First of all you have to understand what a current break is and how it offers a feeding opportunity to a walleye. A current break is an area where the current in a river is diverted in a way that creates slack water near a piece of structure. The slack water offers a holding place for a walleye where they don’t have to expend much effort to stay in one place, while also allowing the fish to ambush any prey washing by with the main current. This strategy reduces the energy a fish needs to spend and maximizes it’s potential to grow fat and happy. These pieces of structure can be on a scale as small as a single rock to as large as the deepest hole in the river. Identifying these structures can help you eliminate dead stretches of river and focus your time in the most likely places to find fish.
Major structural elements in a river that create current breaks include points, wing dams, eddies, backwaters and deep holes. The diagram shows a cross section view of how current is diverted by a wing dam or a point extending into the main channel.
Walleyes will hold in the areas of slack water without expending much energy and wait for the current to wash food past them. The rock structure on the top of the wing dam creates a slipstream behind it where fish can hold, and the same is true of the downstream side of the wing dam. The upstream side, or face, of the wing dam also provides a place for fish to hold and is often the most productive area on the dam or point. The current follows the path of least resistance, which is out into the main channel away from the tip of the structure or over the top of the dam where the flow is constricted. The increased velocity of the current over the top will create a riffle on the surface of the water which you can see, but be careful when navigating near the top of a wing dam and remember that the riffle occurs slightly downstream of the feature which caused it.
Deep holes offer the same kind of slack areas as a wing dam. For an extreme example think of the way a waterfall flows over a cliff. There is a void behind the waterfall where you might be able to walk and watch the water flow over the top of you. The momentum of the current carries it over your head before it drops down and begins to scour the bottom of the hole. The same kind of void is created in miniature at the upstream lip of a hole in a river, although the more abrupt the drop into the hole – the better. The tail end of the hole is influenced in much the same way as the face of a wing dam, and creates another area for walleyes to hold. The center stretch of a hole is also an area of reduced current velocity due to the increase in depth. Water depth and current velocity are inversely proportional; meaning that if one goes up the other must come down. Deep holes and bends offer places for fish to rest and conserve their energy when they aren’t feeding as actively near the head or tail end of the hole.
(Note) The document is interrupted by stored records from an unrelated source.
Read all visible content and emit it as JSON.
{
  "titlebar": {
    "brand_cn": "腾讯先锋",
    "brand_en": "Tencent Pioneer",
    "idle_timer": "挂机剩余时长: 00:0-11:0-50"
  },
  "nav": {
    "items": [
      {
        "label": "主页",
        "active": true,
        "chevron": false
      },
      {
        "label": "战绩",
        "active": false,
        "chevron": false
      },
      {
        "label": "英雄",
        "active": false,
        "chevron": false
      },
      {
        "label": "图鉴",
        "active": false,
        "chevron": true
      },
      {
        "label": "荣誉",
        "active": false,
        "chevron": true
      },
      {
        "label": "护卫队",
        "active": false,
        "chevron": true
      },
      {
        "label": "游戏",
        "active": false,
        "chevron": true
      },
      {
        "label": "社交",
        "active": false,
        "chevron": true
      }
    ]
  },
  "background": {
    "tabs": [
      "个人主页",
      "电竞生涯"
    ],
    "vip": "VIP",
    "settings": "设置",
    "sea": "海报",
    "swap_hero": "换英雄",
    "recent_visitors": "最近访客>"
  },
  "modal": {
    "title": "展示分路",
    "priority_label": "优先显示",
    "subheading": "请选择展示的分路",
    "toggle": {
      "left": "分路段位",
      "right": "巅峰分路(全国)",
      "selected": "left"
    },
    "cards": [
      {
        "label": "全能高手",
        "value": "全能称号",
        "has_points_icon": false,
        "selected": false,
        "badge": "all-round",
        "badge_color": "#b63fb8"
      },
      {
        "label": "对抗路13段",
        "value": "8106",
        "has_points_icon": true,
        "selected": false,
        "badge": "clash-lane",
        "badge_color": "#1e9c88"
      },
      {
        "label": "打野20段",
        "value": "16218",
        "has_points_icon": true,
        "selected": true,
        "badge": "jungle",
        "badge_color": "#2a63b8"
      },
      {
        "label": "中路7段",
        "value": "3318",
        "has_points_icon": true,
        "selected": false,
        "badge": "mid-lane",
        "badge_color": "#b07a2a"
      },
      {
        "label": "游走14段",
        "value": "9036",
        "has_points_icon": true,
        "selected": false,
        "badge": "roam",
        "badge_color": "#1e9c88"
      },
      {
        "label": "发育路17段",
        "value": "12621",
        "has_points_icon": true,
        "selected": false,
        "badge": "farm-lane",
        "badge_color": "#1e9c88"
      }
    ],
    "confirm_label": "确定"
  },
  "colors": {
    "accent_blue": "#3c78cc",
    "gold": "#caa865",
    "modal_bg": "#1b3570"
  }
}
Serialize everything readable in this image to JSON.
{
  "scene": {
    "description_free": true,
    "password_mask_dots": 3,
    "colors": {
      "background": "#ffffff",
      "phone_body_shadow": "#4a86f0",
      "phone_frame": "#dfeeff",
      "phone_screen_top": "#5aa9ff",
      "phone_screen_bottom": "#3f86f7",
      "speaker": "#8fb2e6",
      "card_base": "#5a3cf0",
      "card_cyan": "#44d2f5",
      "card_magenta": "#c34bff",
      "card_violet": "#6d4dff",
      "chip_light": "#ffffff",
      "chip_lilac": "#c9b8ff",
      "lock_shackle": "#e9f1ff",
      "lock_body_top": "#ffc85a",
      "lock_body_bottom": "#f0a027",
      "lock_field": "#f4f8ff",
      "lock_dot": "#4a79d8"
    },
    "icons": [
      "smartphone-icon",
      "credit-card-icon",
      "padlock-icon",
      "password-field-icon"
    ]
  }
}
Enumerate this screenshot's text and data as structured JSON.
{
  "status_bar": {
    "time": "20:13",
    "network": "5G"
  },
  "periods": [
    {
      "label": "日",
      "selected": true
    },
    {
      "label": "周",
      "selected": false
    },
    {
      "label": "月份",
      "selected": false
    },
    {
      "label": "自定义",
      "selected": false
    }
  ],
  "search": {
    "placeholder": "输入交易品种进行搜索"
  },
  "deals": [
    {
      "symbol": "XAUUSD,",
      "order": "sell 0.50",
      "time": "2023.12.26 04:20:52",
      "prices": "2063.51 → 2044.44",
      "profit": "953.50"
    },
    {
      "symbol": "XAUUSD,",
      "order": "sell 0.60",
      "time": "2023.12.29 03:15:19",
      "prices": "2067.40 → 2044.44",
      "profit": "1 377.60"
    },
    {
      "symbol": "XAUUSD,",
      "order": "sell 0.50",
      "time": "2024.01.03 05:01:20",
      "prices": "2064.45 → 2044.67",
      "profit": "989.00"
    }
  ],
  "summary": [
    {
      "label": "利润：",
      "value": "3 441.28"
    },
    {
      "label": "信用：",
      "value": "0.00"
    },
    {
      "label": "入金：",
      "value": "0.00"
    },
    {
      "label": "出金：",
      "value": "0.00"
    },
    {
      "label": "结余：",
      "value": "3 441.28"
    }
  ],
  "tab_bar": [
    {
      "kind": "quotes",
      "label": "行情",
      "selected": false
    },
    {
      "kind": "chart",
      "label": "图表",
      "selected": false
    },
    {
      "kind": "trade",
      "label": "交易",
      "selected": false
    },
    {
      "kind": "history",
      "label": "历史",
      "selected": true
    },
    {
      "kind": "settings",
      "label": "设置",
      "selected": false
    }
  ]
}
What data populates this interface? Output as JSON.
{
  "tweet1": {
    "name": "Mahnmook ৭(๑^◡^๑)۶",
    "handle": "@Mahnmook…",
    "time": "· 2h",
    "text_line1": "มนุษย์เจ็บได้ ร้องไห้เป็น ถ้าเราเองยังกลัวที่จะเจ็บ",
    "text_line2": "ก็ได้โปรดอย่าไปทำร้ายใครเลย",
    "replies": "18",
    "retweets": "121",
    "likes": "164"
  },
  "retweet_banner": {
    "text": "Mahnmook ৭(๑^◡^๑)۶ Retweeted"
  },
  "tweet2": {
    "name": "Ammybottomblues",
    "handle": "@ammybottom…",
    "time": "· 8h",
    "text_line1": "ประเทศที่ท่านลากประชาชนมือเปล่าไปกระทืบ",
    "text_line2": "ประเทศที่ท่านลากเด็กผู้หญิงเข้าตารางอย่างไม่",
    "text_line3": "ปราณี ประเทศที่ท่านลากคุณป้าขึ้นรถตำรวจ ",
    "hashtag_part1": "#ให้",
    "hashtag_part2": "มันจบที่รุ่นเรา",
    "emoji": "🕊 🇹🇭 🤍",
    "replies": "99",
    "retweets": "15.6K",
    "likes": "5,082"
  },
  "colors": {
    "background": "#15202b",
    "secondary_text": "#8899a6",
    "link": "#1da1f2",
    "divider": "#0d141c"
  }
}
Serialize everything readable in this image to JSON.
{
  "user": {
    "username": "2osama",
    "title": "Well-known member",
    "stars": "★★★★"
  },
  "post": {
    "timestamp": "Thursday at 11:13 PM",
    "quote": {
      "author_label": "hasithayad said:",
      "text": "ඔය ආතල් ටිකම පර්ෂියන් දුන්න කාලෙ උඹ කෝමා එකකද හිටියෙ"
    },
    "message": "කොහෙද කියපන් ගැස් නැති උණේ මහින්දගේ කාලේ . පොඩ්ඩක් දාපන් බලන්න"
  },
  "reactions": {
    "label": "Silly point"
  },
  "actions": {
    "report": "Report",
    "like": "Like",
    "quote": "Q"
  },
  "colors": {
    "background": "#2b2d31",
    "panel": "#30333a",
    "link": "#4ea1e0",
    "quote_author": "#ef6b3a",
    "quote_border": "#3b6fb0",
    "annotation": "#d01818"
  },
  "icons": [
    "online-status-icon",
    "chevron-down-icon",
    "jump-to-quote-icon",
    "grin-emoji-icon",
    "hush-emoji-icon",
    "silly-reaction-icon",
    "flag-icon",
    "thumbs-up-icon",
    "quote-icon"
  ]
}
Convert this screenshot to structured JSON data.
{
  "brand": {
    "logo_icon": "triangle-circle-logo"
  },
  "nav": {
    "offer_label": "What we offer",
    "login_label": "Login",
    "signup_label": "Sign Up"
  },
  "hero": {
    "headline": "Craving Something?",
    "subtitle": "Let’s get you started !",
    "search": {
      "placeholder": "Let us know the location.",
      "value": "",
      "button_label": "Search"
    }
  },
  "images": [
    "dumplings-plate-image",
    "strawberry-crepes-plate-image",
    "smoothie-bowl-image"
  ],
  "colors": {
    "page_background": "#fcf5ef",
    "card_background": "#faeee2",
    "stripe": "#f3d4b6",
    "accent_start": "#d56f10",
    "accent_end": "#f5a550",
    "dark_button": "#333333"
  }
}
Minor structural elements that create current breaks are almost too numerous to list, but include individual rocks, trees, rip rap, docks, washboards, clam beds and bridge piers. Any of these structures could divert enough flow for one or maybe a few fish to lay in wait. These are spot on the spots and will take some searching to find, but the principle remains the same. Any place that a walleye can minimize the energy spent holding while maximizing the opportunity to feed will be a place worth fishing.
As a general rule you will find sauger holding in areas with higher current velocities than walleyes are willing to tolerate. On some current breaks you will find sauger and walleye within a few feet of each other, but almost always the sauger will be holding close to the fastest current and the walleye will be nearby holding in the more slack water. Sauger are usually much thinner than walleye, and that fact illustrates the somewhat lazy but effective strategy of walleye conserving more energy by avoiding strong currents.
The spring migration of walleyes upstream to spawn is another example of how important current breaks are. A spawning walleye needs to get upstream with the least effort possible and will seek out the path of least resistance. This means traveling from current break to current break to rest and feed while continuing upstream through water with the least velocity. The inside of bends in a river offer shelter from the swift current found in the main channel racing around the outside of a corner, and is often an overlooked place for spring eyes. It’s not really fair to call walleyes lazy for this behavior; after all it conserves energy and puts more meat on your table or a bigger gut on the fish in your pictures.
So pay attention to any structure that you find in a river and try to figure out how you would use it to your advantage if you were hungry and didn’t want to work that hard for your next meal. That strategy of survival has kept walleyes alive as a species for a long time.